Simone Weil et le travail

{{Pour le centième anniversaire de la naissance de Simone Weil, plusieurs études et articles sont parus dans la presse, qui témoignent de l'itinéraire atypique et de la solidité de la pensée de la philosophe. Son regard sur le travail, posé à l'époque industrielle des années 1930 et 1940, garde son actualité.}}


Bien avant les établis, jeunes intellectuels qui aux lendemains de Mai 1968, choisirent pour des raisons politiques et idéologiques de travailler comme ouvriers en usine, Simone Weil fit l’expérience de la condition ouvrière et du travail ouvrier.
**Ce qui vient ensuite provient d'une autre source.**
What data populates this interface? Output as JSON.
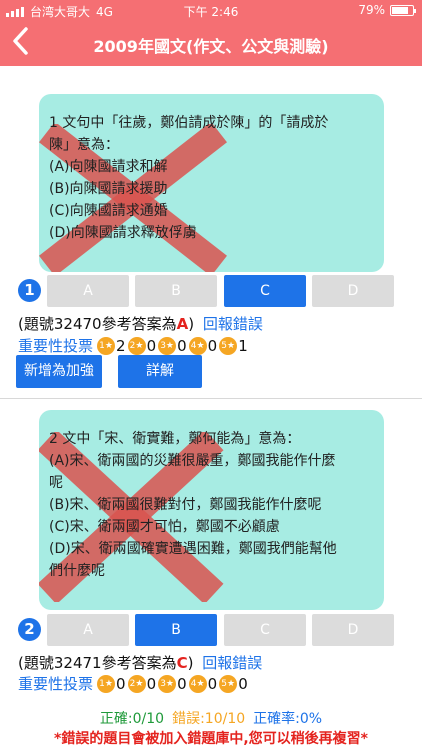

Cette ancienne élève du philosophe Alain, normalienne et agrégée de philosophie, entendait d’abord parler de ce qu’elle connaissait et avait vécue. Cependant, il ne s’agissait pas d’une simple curiosité intellectuelle mais de la conviction profonde que, par le travail manuel, elle pourrait appréhender et penser l’ensemble de l’univers.


Le 4 décembre 1934 - elle avait 25 ans - elle fut embauchée, sur recommandation d’Auguste Detoeuf, administrateur de la société, comme ouvrière sur presse (découpeuse) dans une usine Alsthom rue Lecourbe à Paris. Elle y resta jusqu’au 5 avril, non sans difficultés (maladie, mise à pied...). Elle fit une seconde expérience malheureuse du 11 avril au 7 mai 1934 aux établissements J.J. Carnaud et Forges de Basse-Indre et une troisième chez Renault comme fraiseuse entre le 6 juin et le 22 août. A la rentrée 1935, elle reprit un poste d’enseignante au lycée de Bourges.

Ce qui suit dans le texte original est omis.